You Are Overqualified

Those three little words that sometimes ooze out of an interviewer’s mouth are real turnoffs to older job candidates. You hate to hear an interviewer say, “You are overqualified,” because you think the ball game is over. It isn’t. You can keep playing by immediately activating your built-in bullshit detector.After all, if you were really overqualified, an interviewer wouldn’t have wasted her time by inviting you to interview in the first place. There’s something in your resume and cover letter that the interviewer liked well enough to select you as one of a group of applicants to be interviewed.

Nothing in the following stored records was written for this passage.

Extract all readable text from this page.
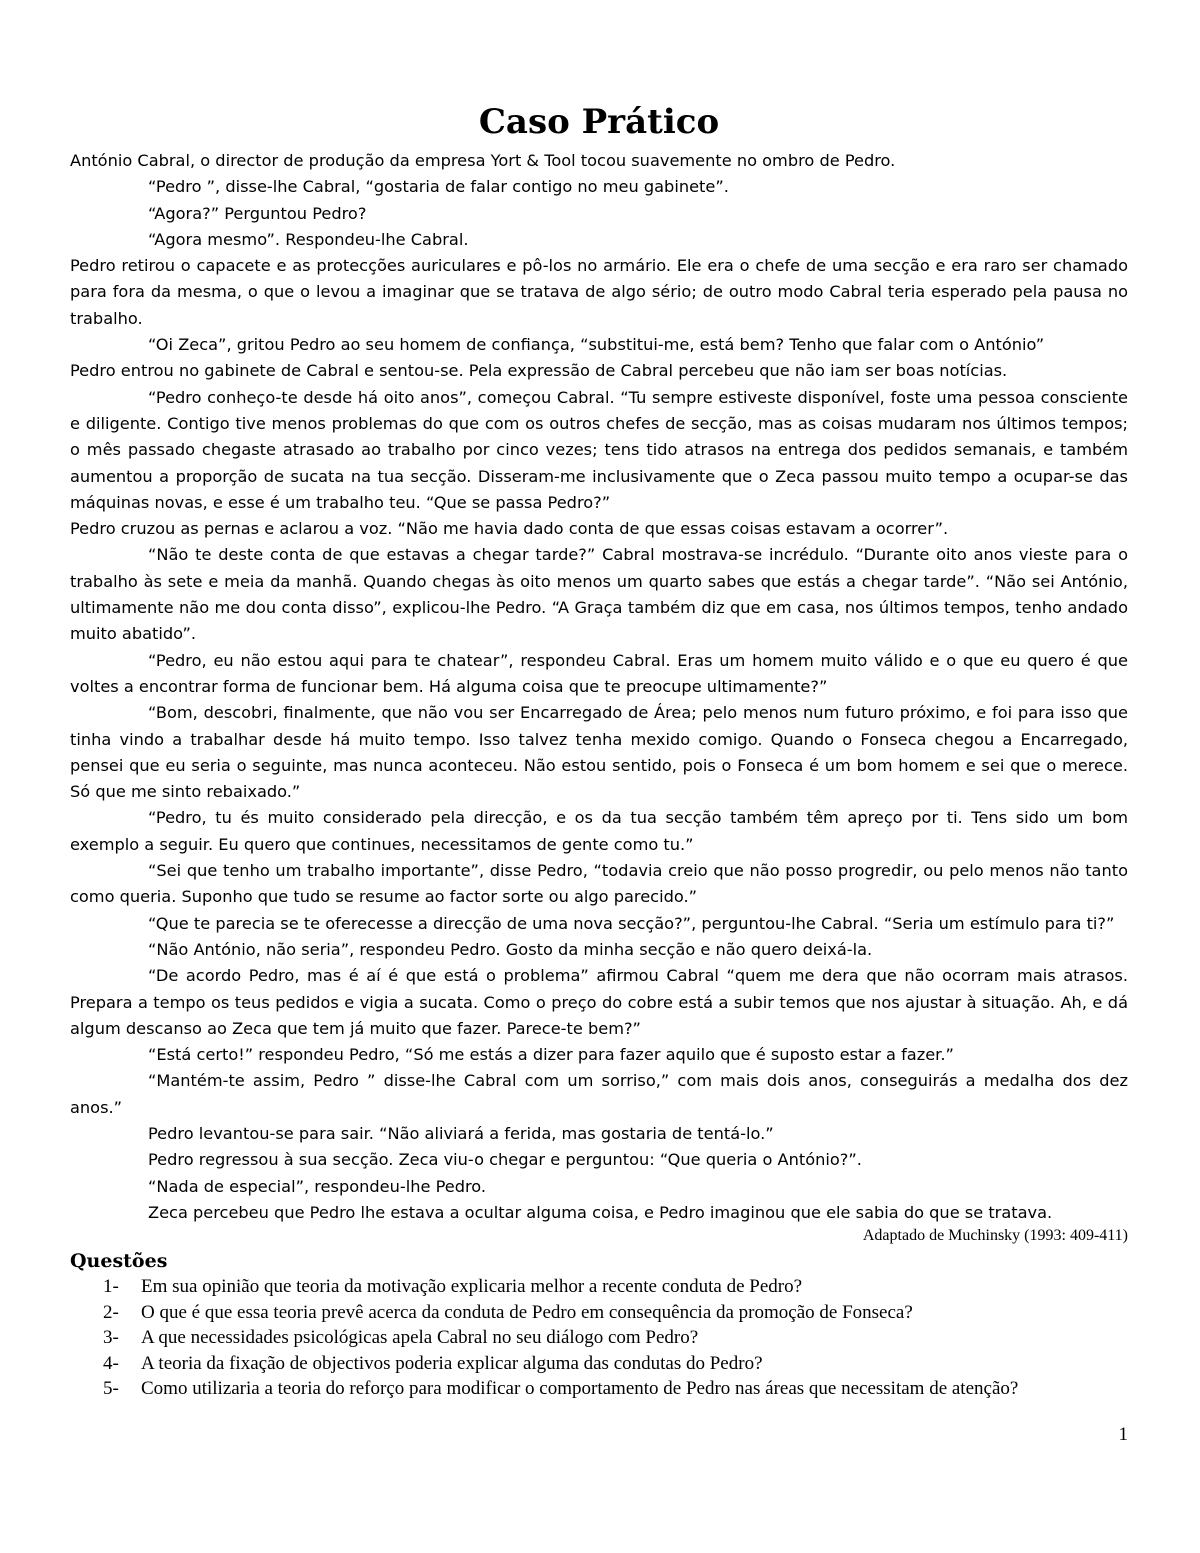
Caso Prático

António Cabral, o director de produção da empresa Yort & Tool tocou suavemente no ombro de Pedro.

“Pedro ”, disse-lhe Cabral, “gostaria de falar contigo no meu gabinete”.

“Agora?” Perguntou Pedro?

“Agora mesmo”. Respondeu-lhe Cabral.

Pedro retirou o capacete e as protecções auriculares e pô-los no armário. Ele era o chefe de uma secção e era raro ser chamado para fora da mesma, o que o levou a imaginar que se tratava de algo sério; de outro modo Cabral teria esperado pela pausa no trabalho.

“Oi Zeca”, gritou Pedro ao seu homem de confiança, “substitui-me, está bem? Tenho que falar com o António”

Pedro entrou no gabinete de Cabral e sentou-se. Pela expressão de Cabral percebeu que não iam ser boas notícias.

“Pedro conheço-te desde há oito anos”, começou Cabral. “Tu sempre estiveste disponível, foste uma pessoa consciente e diligente. Contigo tive menos problemas do que com os outros chefes de secção, mas as coisas mudaram nos últimos tempos; o mês passado chegaste atrasado ao trabalho por cinco vezes; tens tido atrasos na entrega dos pedidos semanais, e também aumentou a proporção de sucata na tua secção. Disseram-me inclusivamente que o Zeca passou muito tempo a ocupar-se das máquinas novas, e esse é um trabalho teu. “Que se passa Pedro?”

Pedro cruzou as pernas e aclarou a voz. “Não me havia dado conta de que essas coisas estavam a ocorrer”.

“Não te deste conta de que estavas a chegar tarde?” Cabral mostrava-se incrédulo. “Durante oito anos vieste para o trabalho às sete e meia da manhã. Quando chegas às oito menos um quarto sabes que estás a chegar tarde”. “Não sei António, ultimamente não me dou conta disso”, explicou-lhe Pedro. “A Graça também diz que em casa, nos últimos tempos, tenho andado muito abatido”.

“Pedro, eu não estou aqui para te chatear”, respondeu Cabral. Eras um homem muito válido e o que eu quero é que voltes a encontrar forma de funcionar bem. Há alguma coisa que te preocupe ultimamente?”

“Bom, descobri, finalmente, que não vou ser Encarregado de Área; pelo menos num futuro próximo, e foi para isso que tinha vindo a trabalhar desde há muito tempo. Isso talvez tenha mexido comigo. Quando o Fonseca chegou a Encarregado, pensei que eu seria o seguinte, mas nunca aconteceu. Não estou sentido, pois o Fonseca é um bom homem e sei que o merece. Só que me sinto rebaixado.”

“Pedro, tu és muito considerado pela direcção, e os da tua secção também têm apreço por ti. Tens sido um bom exemplo a seguir. Eu quero que continues, necessitamos de gente como tu.”

“Sei que tenho um trabalho importante”, disse Pedro, “todavia creio que não posso progredir, ou pelo menos não tanto como queria. Suponho que tudo se resume ao factor sorte ou algo parecido.”

“Que te parecia se te oferecesse a direcção de uma nova secção?”, perguntou-lhe Cabral. “Seria um estímulo para ti?”

“Não António, não seria”, respondeu Pedro. Gosto da minha secção e não quero deixá-la.

“De acordo Pedro, mas é aí é que está o problema” afirmou Cabral “quem me dera que não ocorram mais atrasos. Prepara a tempo os teus pedidos e vigia a sucata. Como o preço do cobre está a subir temos que nos ajustar à situação. Ah, e dá algum descanso ao Zeca que tem já muito que fazer. Parece-te bem?”

“Está certo!” respondeu Pedro, “Só me estás a dizer para fazer aquilo que é suposto estar a fazer.”

“Mantém-te assim, Pedro ” disse-lhe Cabral com um sorriso,” com mais dois anos, conseguirás a medalha dos dez anos.”

Pedro levantou-se para sair. “Não aliviará a ferida, mas gostaria de tentá-lo.”

Pedro regressou à sua secção. Zeca viu-o chegar e perguntou: “Que queria o António?”.

“Nada de especial”, respondeu-lhe Pedro.

Zeca percebeu que Pedro lhe estava a ocultar alguma coisa, e Pedro imaginou que ele sabia do que se tratava.

Adaptado de Muchinsky (1993: 409-411)

Questões
1-	Em sua opinião que teoria da motivação explicaria melhor a recente conduta de Pedro?
2-	O que é que essa teoria prevê acerca da conduta de Pedro em consequência da promoção de Fonseca?
3-	A que necessidades psicológicas apela Cabral no seu diálogo com Pedro?
4-	A teoria da fixação de objectivos poderia explicar alguma das condutas do Pedro?
5-	Como utilizaria a teoria do reforço para modificar o comportamento de Pedro nas áreas que necessitam de atenção?
1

Chances are your interviewer has simply raised an objection to your candidacy. Your job is to calmly answer this objection in a way I’ll present in a moment.But first, what do you think a prospective employer is thinking when he raises the “overqualified” objection? Your interviewer might think you’re too rich for her blood. She’s worried that you made more money on your last job that this company an offer and when something better comes along you’ll quit. Or, an interviewer is prejudiced against your age, gender, or the way you part your hair.Whatever the objection, you can handle it gracefully like my job-coaching client, Richard, did. After spending many years with the same company, the former technology manager was the victim of a downsizing. When Richard was told at an interview that he was overqualified, here’s how he responded:”Look, I realize that I won’t be running a department as I did on my last job. But I can contribute as an analyst or business analyst. I already have my benefits package so I don’t need as large a salary. But I want to continue working for another fifteen years.”While you have no control over a hiring manager’s bias, you do have control in your ability to assure a prospective employer that you love the job, you’re happy with the salary, and that you plan to stay there as long as the company will have you.

You need to think as salespeople do. They’re trained to handle objections to their product or service. Interviews are the selling parts of your job campaign. So you need to know how to handle objections to your candidacy in advance of interviews.That’s what Richard did. And he got the offer by knowing in advance how to answer the “overqualified” objection and other tough interview questions Richard had anticipated in advance.